ANNA LEAVEY, Yong Fu, Mo Sha, Andrew Kutta, Chenyang Lu, Wei-Ning Wang, Bill Drake, Yixin Chen, Pratim Biswas, Washington University in St Louis

     Abstract Number: 344
     Working Group: Indoor Aerosols

Abstract
HVAC is the single largest consumer of energy in commercial and residential buildings. Reducing its energy consumption without compromising occupants’ comfort or indoor air quality would have environmental and financial benefits. This measurement study assesses the sources of indoor aerosols in a university auditorium, and evaluates whether a particle number metric could supplement the current CO$_2 and temperature sensors in informing occupancy times and subsequent HVAC control. A wireless testbed consisting of a retrofitted wireless Condensation particle counter (CPC), 25 wireless temperature sensors, 2 HVAC-embedded temperature and CO$_2 sensors, and a web camera was deployed in the working auditorium, to monitor the air quality, temperature, and occupancy of the room. The main objectives were to identify particle sources using the retrofitted CPC, map the temperature variability of the room and select the most optimally located sensors for HVAC control using clustering algorithms, and examine possible energy savings by operating the HVAC only during periods of occupancy using 1) calendar-based scheduling, and 2) air quality indicators, including a particle number metric, as proxies of occupancy.
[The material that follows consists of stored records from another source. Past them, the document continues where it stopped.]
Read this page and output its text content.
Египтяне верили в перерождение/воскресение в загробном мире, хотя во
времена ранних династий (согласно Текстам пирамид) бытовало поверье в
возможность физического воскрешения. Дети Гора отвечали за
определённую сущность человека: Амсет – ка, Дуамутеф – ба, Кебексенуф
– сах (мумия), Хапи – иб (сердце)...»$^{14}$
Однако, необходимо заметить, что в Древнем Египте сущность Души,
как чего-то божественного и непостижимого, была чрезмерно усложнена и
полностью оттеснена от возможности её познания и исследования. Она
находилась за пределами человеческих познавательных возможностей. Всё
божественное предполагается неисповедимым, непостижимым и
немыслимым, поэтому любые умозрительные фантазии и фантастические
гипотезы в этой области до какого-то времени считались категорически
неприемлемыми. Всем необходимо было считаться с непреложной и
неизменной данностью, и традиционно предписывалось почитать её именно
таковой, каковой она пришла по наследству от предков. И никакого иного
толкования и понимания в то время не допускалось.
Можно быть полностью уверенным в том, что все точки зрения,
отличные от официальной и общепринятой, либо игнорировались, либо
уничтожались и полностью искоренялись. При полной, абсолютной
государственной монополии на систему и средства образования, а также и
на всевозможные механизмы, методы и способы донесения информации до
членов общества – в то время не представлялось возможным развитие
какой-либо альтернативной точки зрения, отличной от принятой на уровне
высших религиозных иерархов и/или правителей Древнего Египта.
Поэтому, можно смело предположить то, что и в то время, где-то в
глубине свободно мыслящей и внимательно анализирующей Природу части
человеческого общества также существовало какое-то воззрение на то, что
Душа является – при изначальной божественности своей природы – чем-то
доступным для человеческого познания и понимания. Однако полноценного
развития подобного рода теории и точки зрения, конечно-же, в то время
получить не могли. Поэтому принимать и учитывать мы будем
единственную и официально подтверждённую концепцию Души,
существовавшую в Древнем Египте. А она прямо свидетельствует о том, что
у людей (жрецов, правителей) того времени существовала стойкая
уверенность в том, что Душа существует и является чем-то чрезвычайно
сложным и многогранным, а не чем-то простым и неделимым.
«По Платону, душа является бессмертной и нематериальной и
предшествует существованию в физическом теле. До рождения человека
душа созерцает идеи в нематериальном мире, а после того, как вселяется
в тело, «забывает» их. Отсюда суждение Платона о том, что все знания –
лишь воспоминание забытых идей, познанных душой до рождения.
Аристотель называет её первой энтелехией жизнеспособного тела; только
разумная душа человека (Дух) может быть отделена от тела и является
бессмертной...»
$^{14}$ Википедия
All air quality metrics increased with higher occupancy rates, although HVAC-modes changes were also identified as a source of particle numbers. Clustering analysis identified an alternative temperature sensor location for optimal HVAC control. Operating the HVAC using calendar-based scheduling resulted in energy savings of between 8 and 79%, increasing if occupancy events were scheduled close together. Finally, CO$_2 was the strongest predictor of occupancy counts with an R$^2 of 0.62 (p < 0.001) during simple regression analysis. Incorporating particle numbers and temperature improved estimates of occupancy only slightly (R$^2 = 0.67), however incorporating a particle metric may enable the general air quality to be monitored, and identify when filters should be replaced.